Первое что он увидел за углом, это уличный указатель «Mala Pohulanka». Название показалось ему смутно знакомым, хотя он точно никогда не бывал здесь раньше. Он остановился, пытаясь вспомнить, где слышал это название. Поворачивающая за угол молодая девушка несильно толкнула его большой корзиной, тихонько пискнула: «Пшепрашам!» и скрылась в переулке. Ловенецкого осенило: ну да, точно! Кафе и пекарня на Малой Погулянке, про которые ему рассказывала Лиза, девушка, переходившая границу вместе с ним. Неужели прошло всего несколько дней?
Он пошёл вперёд, выискивая вывеску. Короткая улица просматривалась из конца в конец, до небольшого, скрытого в тени деревьев, кладбища. Не лучшее место для кафе, но, видимо, клиентуру обеспечивали ученики и преподаватели гимназии, чьё здание высилось через дорогу от Ловенецкого. Чуть дальше он увидел нависающие над тротуаром полосатые маркизы кафе «Корона». Других кафе поблизости видно не было. Подходя ближе, он ощутил запах свежей выпечки, от которого его рот наполнился слюной. Он вошёл внутрь, на двери звякнул колокольчик. Пожилая женщина за прилавком посмотрела на него и улыбнулась.

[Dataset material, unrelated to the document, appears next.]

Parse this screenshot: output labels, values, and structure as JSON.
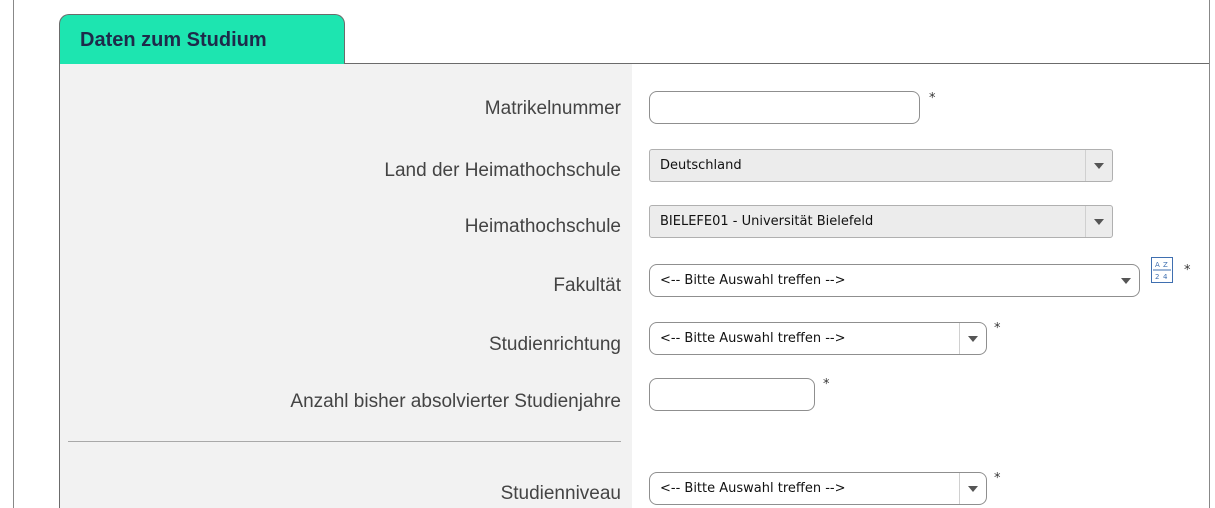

– Витам пана, – сказала она.
Ловенецкий подошёл к прилавку и уставился на выставленные за стеклом слойки, штрудели, булочки и пирожные. Кроме выпечки, внутри пахло кофе, на стенах, обшитых тёмными деревянными панелями, висели гравюры с сельскими видами. Несколько столиков были пусты, стулья плотно придвинуты. Хозяйка продолжала смотреть на него и улыбаться. Ловенецкий стоял и смотрел на лакомства, чувствуя себя глупцом. Не лучше ли спросить о Лизе напрямую? Вспомнив весь свой запас польских слов, Ловенецкий заказал чашку кофе и штрудель.

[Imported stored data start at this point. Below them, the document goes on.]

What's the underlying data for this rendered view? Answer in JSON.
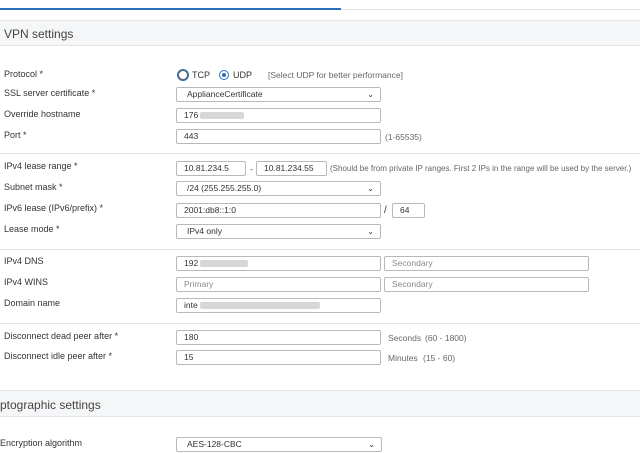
{
  "vpn": {
    "title": "VPN settings",
    "protocol": {
      "label": "Protocol *",
      "tcp": "TCP",
      "udp": "UDP",
      "hint": "[Select UDP for better performance]"
    },
    "ssl_cert": {
      "label": "SSL server certificate *",
      "value": "ApplianceCertificate"
    },
    "override_hostname": {
      "label": "Override hostname",
      "value": "176"
    },
    "port": {
      "label": "Port *",
      "value": "443",
      "hint": "(1-65535)"
    },
    "ipv4_lease": {
      "label": "IPv4 lease range *",
      "start": "10.81.234.5",
      "dash": "-",
      "end": "10.81.234.55",
      "hint": "(Should be from private IP ranges. First 2 IPs in the range will be used by the server.)"
    },
    "subnet": {
      "label": "Subnet mask *",
      "value": "/24 (255.255.255.0)"
    },
    "ipv6_lease": {
      "label": "IPv6 lease (IPv6/prefix) *",
      "value": "2001:db8::1:0",
      "slash": "/",
      "prefix": "64"
    },
    "lease_mode": {
      "label": "Lease mode *",
      "value": "IPv4 only"
    },
    "ipv4_dns": {
      "label": "IPv4 DNS",
      "primary": "192",
      "secondary_placeholder": "Secondary"
    },
    "ipv4_wins": {
      "label": "IPv4 WINS",
      "primary_placeholder": "Primary",
      "secondary_placeholder": "Secondary"
    },
    "domain": {
      "label": "Domain name",
      "value": "inte"
    },
    "dead_peer": {
      "label": "Disconnect dead peer after *",
      "value": "180",
      "unit": "Seconds",
      "range": "(60 - 1800)"
    },
    "idle_peer": {
      "label": "Disconnect idle peer after *",
      "value": "15",
      "unit": "Minutes",
      "range": "(15 - 60)"
    }
  },
  "crypto": {
    "title": "ptographic settings",
    "encryption": {
      "label": "Encryption algorithm",
      "value": "AES-128-CBC"
    }
  }
}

Он сдерживал себя, чтобы не проглотить кофе и еду вместе с посудой. После дней вынужденного голодания, он прилагал усилия, стараясь есть чинно и аккуратно. Мешок он поставил на пол, чтобы он не бросался в глаза. Хозяйка, протиравшая бокалы, изредка посматривала на странного гостя. За её спиной виднелась приоткрытая дверь и какое-то движение за нею. Ловенецкий дул в чашку, стесняясь своих грязных пальцев и немытого тела. Штрудель катастрофически таял, а Лиза всё не появлялась. Ловенецкий посмотрел на витрину, прикидывая, что ещё заказать, как из двери за спиной хозяйки кафе появилась девушка с корзиной в руках. Не глядя на Ловенецкого, она принялась выкладывать свежеиспечённую сдобу на прилавок, и в кафе ещё сильнее запахло выпечкой.